Dans ce cas, la suite reste simple. Concrètement, votre entreprise continue ses activités normalement pendant que la FCA examine le dossier. Ce filet de sécurité, la FCA l’appelle une provision transitoire. Il concerne un périmètre large :
- Plateformes d’échange ;
- Services de garde ;
- Plateformes de trading ;
- Émetteurs de stablecoins ;
- Services de prêt crypto…
- Certains fournisseurs de staking
Autrement dit, quasiment toute entreprise crypto active au Royaume-Uni est concernée.
Deuxième scénario : vous déposez après le 28 février 2027.
Là, tout change. La provision transitoire disparaît purement et simplement. Une entreprise en retard pourrait devoir suspendre ses activités réglementées jusqu’à obtenir son autorisation. Concrètement, une entreprise déjà enregistrée depuis des années sous l’ancien régime anti-blanchiment n’est pas protégée pour autant. Cet enregistrement ne se transforme jamais automatiquement en autorisation FCA.
FCA crypto autorisation Royaume-Uni : même à temps, rien n’est garanti
Un dernier piège mérite d’être signalé. Déposer avant le 28 février protège l’activité pendant l’examen, mais ne garantit aucune décision avant octobre 2027. Or, la FCA elle-même n’a promis aucun calendrier de traitement. Autrement dit, être dans les temps évite le pire, sans garantir le meilleur.
Un avis qui détonne : « Enfin de la clarté »
Toutes les réactions ne sont pas négatives.

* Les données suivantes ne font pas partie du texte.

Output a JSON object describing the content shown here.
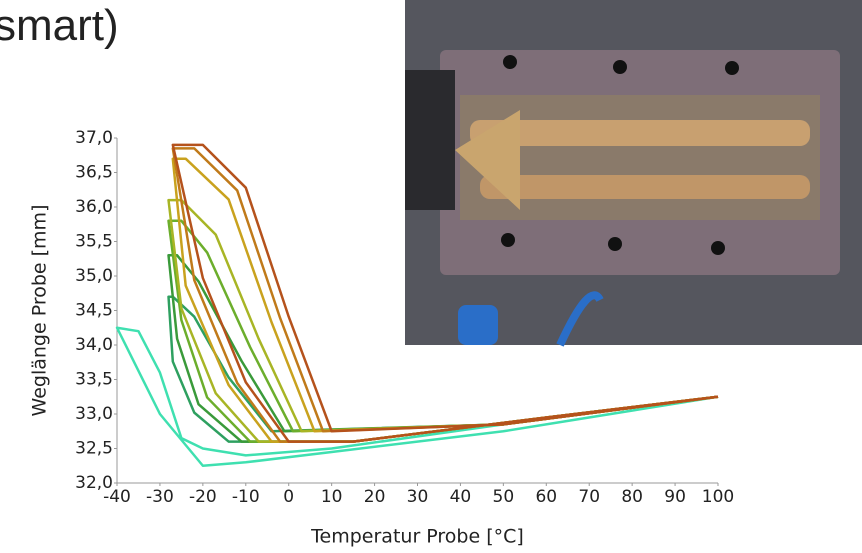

Nick Jones, patron de l’exchange Zumo, y voit au contraire une opportunité. Des institutions financières évitaient jusqu’ici le marché britannique, jugé trop flou sur le plan réglementaire. Des règles écrites noir sur blanc pourraient donc, selon lui, inverser cette tendance.
Quelle est la position de la France dans ce contexte ?
Pour un lecteur français, cette réforme n’a rien d’exotique. En comparaison, l’Union européenne impose depuis 2024 un cadre très similaire avec MiCA. Le Royaume-Uni arrive donc avec trois ans de retard, mais suit la même logique de fond. Concrètement, une entreprise crypto française visant aussi le marché britannique devra gérer les deux régimes en parallèle. MiCA ne remplace pas la FCA, et inversement.
⚠️ Cet article est publié à titre informatif et éducatif uniquement. Il ne constitue pas un conseil financier. Aucune recommandation d’achat ou de vente n’est exprimée. Les marchés crypto sont volatils. Les performances passées ne préjugent pas des résultats futurs. Effectuez toujours vos propres recherches. Ne misez que ce que vous pouvez vous permettre de perdre.